On the more experimental front I recently purchased a Marmot Graviton 38 backpack to see if it could improve on the Osprey Exos 38/48 which is the current incumbent. On paper it boasts some of the key features of the Exos: trampoline back to help avoid heat exhaustion in the desert, holster-style side pockets for easy (and weightless) water bottle access, a stretch front pocket and a removable quick-access top pocket (“brain” in Osprey parlance).

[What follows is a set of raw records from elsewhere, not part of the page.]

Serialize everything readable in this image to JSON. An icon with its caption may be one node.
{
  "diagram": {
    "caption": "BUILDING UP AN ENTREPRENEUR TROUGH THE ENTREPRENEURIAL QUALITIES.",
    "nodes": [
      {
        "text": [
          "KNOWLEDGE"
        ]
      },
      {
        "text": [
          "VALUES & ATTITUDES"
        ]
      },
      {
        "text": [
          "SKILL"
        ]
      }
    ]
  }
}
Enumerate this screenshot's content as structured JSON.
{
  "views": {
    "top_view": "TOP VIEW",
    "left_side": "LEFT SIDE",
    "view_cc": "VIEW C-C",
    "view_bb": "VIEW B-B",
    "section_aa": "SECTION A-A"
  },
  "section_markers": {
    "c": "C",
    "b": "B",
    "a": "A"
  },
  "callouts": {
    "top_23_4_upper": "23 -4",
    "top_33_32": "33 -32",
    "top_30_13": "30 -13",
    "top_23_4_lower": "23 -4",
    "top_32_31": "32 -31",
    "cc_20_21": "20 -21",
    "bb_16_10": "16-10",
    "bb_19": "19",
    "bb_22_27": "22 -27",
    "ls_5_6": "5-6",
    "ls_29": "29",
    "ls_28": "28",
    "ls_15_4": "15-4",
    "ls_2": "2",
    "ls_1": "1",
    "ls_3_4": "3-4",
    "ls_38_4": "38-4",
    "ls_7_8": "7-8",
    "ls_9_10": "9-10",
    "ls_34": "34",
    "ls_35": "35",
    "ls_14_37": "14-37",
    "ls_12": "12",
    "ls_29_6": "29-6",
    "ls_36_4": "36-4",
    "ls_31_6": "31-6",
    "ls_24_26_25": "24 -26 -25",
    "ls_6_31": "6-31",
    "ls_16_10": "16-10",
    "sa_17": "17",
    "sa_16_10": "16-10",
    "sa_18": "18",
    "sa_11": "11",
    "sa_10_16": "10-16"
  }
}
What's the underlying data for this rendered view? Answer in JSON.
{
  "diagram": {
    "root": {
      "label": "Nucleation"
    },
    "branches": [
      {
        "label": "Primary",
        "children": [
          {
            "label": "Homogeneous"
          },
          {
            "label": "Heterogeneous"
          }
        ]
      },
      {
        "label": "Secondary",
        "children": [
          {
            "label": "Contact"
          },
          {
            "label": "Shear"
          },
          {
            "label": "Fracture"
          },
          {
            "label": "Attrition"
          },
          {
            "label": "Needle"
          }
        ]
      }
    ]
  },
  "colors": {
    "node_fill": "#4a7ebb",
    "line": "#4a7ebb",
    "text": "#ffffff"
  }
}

I have worn the Graviton 38 on several day hikes but have not yet weighed it down with a typical PCT weight to include 5 days of food and 6 litres of water. Initial impressions are mixed: the holster cut-outs are way too small to be useful for anything other small 500ml bottles (and even then it’s hard to get them back in especially once the pack is packed); the hipbelt pockets are really excellent – large and easy to access; the pack is completely waterproof (I tested this out in 5 hours of wind-driven rain) at least while the DWR treatment holds up; the lumbar foam padding seems to poke into me a bit but not enough to cause a problem; the front pocket is not all stretchy as 90% of it is solid material and therefore it cannot carry half the gear of the Exos. Finally, I’m not sure the hipbelt is fitting snugly enough to transfer the weight properly but the real test will be with 25lb, not 12. Anyway, it’s nice to try something new out knowing I can go back to the Exos 48 without a worry.